Migration from Venezuela has brought additional demand for basic services in Colombia like health and education. This is placing pressure on finances over the short-term and affecting the most vulnerable, including indigenous people and children, both among migrants and local communities. However, if well managed, it can generate medium and long-term economic growth in Colombia, according to a World Bank report launched today.
According to the report, “Migration from Venezuela to Colombia: Impact and Response Strategy in the Short and Medium Term,” the cost of providing additional services in terms of education, health, water, early childhood, humanitarian care, job services and institutional strengthening would be between 0.23% and 0.41% of the country’s GDP, depending on each sector’s absorption capacity.
An example of this is the increase in the demand for healthcare services, which went from 125 cases in 2014 to almost 25,000 in 2017. On the other hand, it is estimated that at least 70,000 irregular migrant children currently find themselves outside the educational system.
“The Colombian government has responded proactively and with a complete sense of brotherhood since the beginning of this migration crisis. We have adapted our legal and institutional framework and we have allocated significant resources to serve both migrants as well as the population living in receiving areas,” said the President of Colombia, Iván Duque. “However, the magnitude of this migration demands additional efforts and a greater commitment from the international community.”
According to data from the International Organization for Migration (IOM), as of last August, some 2.3 million people had abandoned Venezuela. Of these, close to 1.2 million reside in Colombia, the country hosting the largest number of migrants. Around 76% are Venezuelan, while a further 24% are Colombians returning to the country. Most of them are concentrated in eight of Colombia’s 32 departments, especially La Guajira, Norte de Santander, Arauca, Vichada and Bogota. Following Colombia, the countries that have received the largest number of Venezuelan migrants are Peru, Ecuador and Chile.
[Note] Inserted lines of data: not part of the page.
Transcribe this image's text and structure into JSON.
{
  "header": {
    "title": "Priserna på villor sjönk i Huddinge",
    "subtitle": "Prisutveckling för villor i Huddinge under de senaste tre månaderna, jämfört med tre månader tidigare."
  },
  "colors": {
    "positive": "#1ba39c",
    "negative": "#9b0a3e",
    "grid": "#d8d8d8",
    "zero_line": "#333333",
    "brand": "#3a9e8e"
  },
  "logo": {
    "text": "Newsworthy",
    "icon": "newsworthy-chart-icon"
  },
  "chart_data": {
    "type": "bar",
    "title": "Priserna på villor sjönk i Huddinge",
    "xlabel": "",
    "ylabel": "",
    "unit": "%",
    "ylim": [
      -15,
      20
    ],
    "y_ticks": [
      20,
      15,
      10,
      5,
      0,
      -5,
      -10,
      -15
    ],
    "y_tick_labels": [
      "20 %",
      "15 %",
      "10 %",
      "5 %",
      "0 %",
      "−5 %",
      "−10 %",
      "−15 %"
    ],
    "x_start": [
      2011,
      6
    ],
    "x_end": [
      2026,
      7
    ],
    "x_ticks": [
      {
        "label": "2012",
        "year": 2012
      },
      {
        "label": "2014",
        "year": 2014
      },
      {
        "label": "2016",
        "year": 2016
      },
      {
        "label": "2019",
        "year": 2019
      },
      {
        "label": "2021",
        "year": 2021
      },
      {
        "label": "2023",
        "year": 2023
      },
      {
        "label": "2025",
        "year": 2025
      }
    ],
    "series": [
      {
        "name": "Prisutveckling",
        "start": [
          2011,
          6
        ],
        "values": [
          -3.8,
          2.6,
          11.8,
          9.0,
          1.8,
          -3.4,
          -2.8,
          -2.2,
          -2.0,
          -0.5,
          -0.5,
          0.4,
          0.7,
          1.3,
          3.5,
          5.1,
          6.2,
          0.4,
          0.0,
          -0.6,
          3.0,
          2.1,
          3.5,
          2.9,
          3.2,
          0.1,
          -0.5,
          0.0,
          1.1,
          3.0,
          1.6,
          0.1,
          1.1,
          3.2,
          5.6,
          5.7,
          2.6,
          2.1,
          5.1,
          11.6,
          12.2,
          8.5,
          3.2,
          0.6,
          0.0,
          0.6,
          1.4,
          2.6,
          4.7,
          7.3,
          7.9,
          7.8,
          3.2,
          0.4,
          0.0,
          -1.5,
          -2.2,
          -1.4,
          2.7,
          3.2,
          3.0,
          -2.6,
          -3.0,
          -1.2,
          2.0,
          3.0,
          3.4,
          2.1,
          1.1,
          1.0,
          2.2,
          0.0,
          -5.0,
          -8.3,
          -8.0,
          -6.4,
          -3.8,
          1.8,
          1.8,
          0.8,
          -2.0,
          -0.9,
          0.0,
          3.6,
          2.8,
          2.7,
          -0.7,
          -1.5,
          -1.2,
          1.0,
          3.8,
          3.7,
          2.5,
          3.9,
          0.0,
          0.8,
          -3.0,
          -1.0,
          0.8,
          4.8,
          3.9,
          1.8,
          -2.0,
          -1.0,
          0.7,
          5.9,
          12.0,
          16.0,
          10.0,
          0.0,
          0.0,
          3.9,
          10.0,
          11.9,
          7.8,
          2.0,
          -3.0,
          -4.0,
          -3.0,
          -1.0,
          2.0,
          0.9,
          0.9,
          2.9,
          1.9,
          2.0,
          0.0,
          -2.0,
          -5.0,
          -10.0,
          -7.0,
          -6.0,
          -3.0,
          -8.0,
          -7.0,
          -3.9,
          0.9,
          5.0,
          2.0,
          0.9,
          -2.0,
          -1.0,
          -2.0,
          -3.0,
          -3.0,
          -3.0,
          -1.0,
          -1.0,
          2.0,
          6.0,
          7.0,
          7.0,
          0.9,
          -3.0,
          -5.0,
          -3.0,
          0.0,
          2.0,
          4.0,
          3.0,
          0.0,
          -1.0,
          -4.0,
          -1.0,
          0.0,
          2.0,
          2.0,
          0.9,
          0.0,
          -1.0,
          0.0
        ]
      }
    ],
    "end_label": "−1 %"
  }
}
“The report analyzes the various consequences of this migratory movement, both from the social as well as the economic point of view,” said Vice-President of the World Bank for Latin America and the Caribbean Jorge Familiar. “This is a challenge that affects other countries, one that will demand regional, coordinated efforts with other players.”
According to the report, if this migration is managed well in the short term, it can contribute to long-term economic growth. According to models analyzing the impact of this migration on the country’s macroeconomic variables, half a million working age people moving to Colombia would accelerate economic growth by 0.2 percentage points. This is explained by an increase in consumption of 0.3 percentage points and in investment of 1.2 points.
In order to contribute to the management of this migration to Colombia, the report includes several policy and programmatic recommendations. Institutionally, it highlights the importance of strengthening coordination mechanisms and generating information to allow for an effective response. Another key point is to facilitate the social and economic integration of migrants, as well as to mitigate specific vulnerabilities among migrants and returnees, providing differentiated treatment to vulnerable groups, such as indigenous people.
The report also recommends strengthening resiliency systems in receiving areas and mitigating the impact on the local population by strengthening the municipal capacity to respond to the growing demand for services, enhancing the availability of relevant services and mobilizing financing to help manage the situation in the short term. Lastly, promoting a policy dialogue at the local, national and regional levels is crucial.
The report, undertaken jointly with the Colombian government and with the support of the United Nations High Commissioner for Refugees (UNHCR) and the International Organization for Migration (IOM), forms part of the support that the World Bank provides to Latin American countries receiving migrants from Venezuela. As part of this work, it is providing technical support to Peru and will shortly begin the compilation of similar reports in Ecuador, building on the experience acquired by the World Bank in other regions.